2)In addition to leading the PGIF project, you are also a valued Faculty Steering Committee of our Center. Through these experiences, how do you see the role of Columbia Global Centers | Istanbul in facilitating global programs in Turkey and in the region?

As a member of the Faculty Steering Committee of the Istanbul Center, I feel strongly that the Center is not only for Columbia faculty and students who wish to visit and study in Istanbul. It is a place of scholarly interaction and collaboration with colleagues and students in Turkey. I feel that this is the purpose of all the Columbia Centers in their various locations. The Global in the name ought to mean that we have a conversation; we should not only bring in ideas from the New York campus but to work together with, and learn from, colleagues and students in Istanbul and in the region. I think that the Future of the Past project was a success exactly because of this; it was a workshop where real conversations took place and solid plans made, and then enacted, for the protection of cultural heritage in the region.
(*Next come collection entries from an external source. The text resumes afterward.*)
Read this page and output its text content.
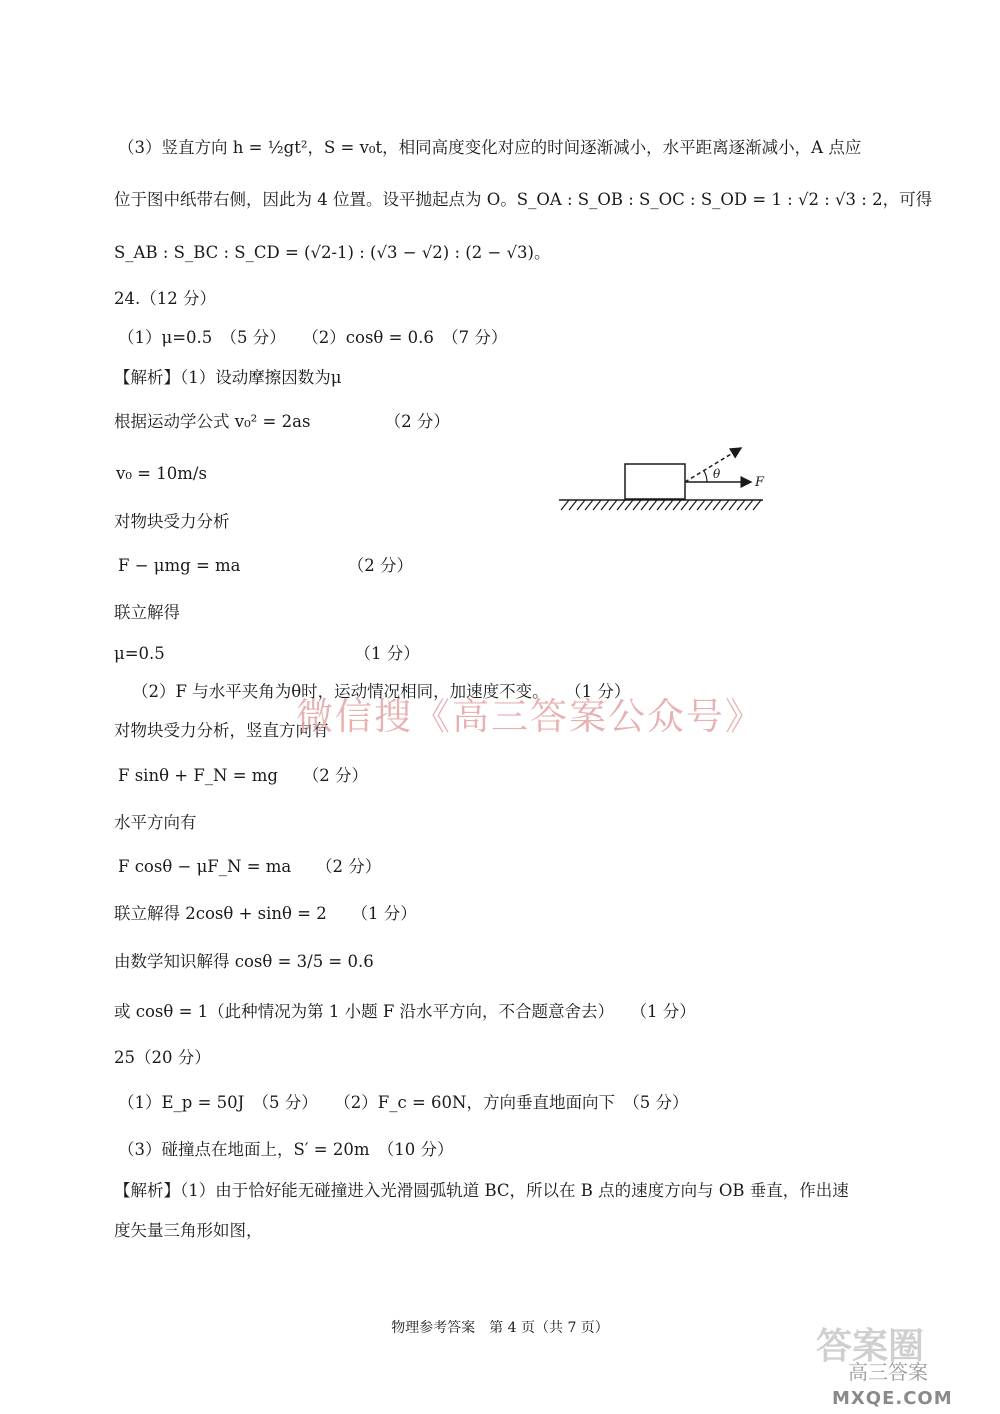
（3）竖直方向 h = ½gt²，S = v₀t，相同高度变化对应的时间逐渐减小，水平距离逐渐减小，A 点应
位于图中纸带右侧，因此为 4 位置。设平抛起点为 O。S_OA : S_OB : S_OC : S_OD = 1 : √2 : √3 : 2，可得
S_AB : S_BC : S_CD = (√2-1) : (√3 − √2) : (2 − √3)。
24.（12 分）
（1）μ=0.5　（5 分）　　（2）cosθ = 0.6　（7 分）
【解析】（1）设动摩擦因数为μ
根据运动学公式 v₀² = 2as　　　　　（2 分）
v₀ = 10m/s
对物块受力分析
F − μmg = ma　　　　　　　（2 分）
联立解得
μ=0.5　　　　　　　　　　　　（1 分）
（2）F 与水平夹角为θ时，运动情况相同，加速度不变。　　（1 分）
对物块受力分析，竖直方向有
F sinθ + F_N = mg　　（2 分）
水平方向有
F cosθ − μF_N = ma　　（2 分）
联立解得 2cosθ + sinθ = 2　　（1 分）
由数学知识解得 cosθ = 3/5 = 0.6
或 cosθ = 1（此种情况为第 1 小题 F 沿水平方向，不合题意舍去）　　（1 分）
25（20 分）
（1）E_p = 50J　（5 分）　　（2）F_c = 60N，方向垂直地面向下　（5 分）
（3）碰撞点在地面上，S′ = 20m　（10 分）
【解析】（1）由于恰好能无碰撞进入光滑圆弧轨道 BC，所以在 B 点的速度方向与 OB 垂直，作出速
度矢量三角形如图，
θ
F
微信搜《高三答案公众号》
物理参考答案　第 4 页（共 7 页）	答案圈
高三答案
MXQE.COM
3)How do you see Columbia programs in Istanbul contributing to the overall learning experience of Columbia and local students?

For Columbia University students, travel seminars led by faculty members have been a wonderful way for them to learn on site, especially in my own field of art and architectural history and archaeology. The lecture series that are open to students in Istanbul have likewise been a tremendous success. They are often standing room only at Studio-X and as a Faculty Steering Committee member I am pleased with that success and even more so for that model for a Global Center that is more interactive, in a different way from other US universities and overseas programs.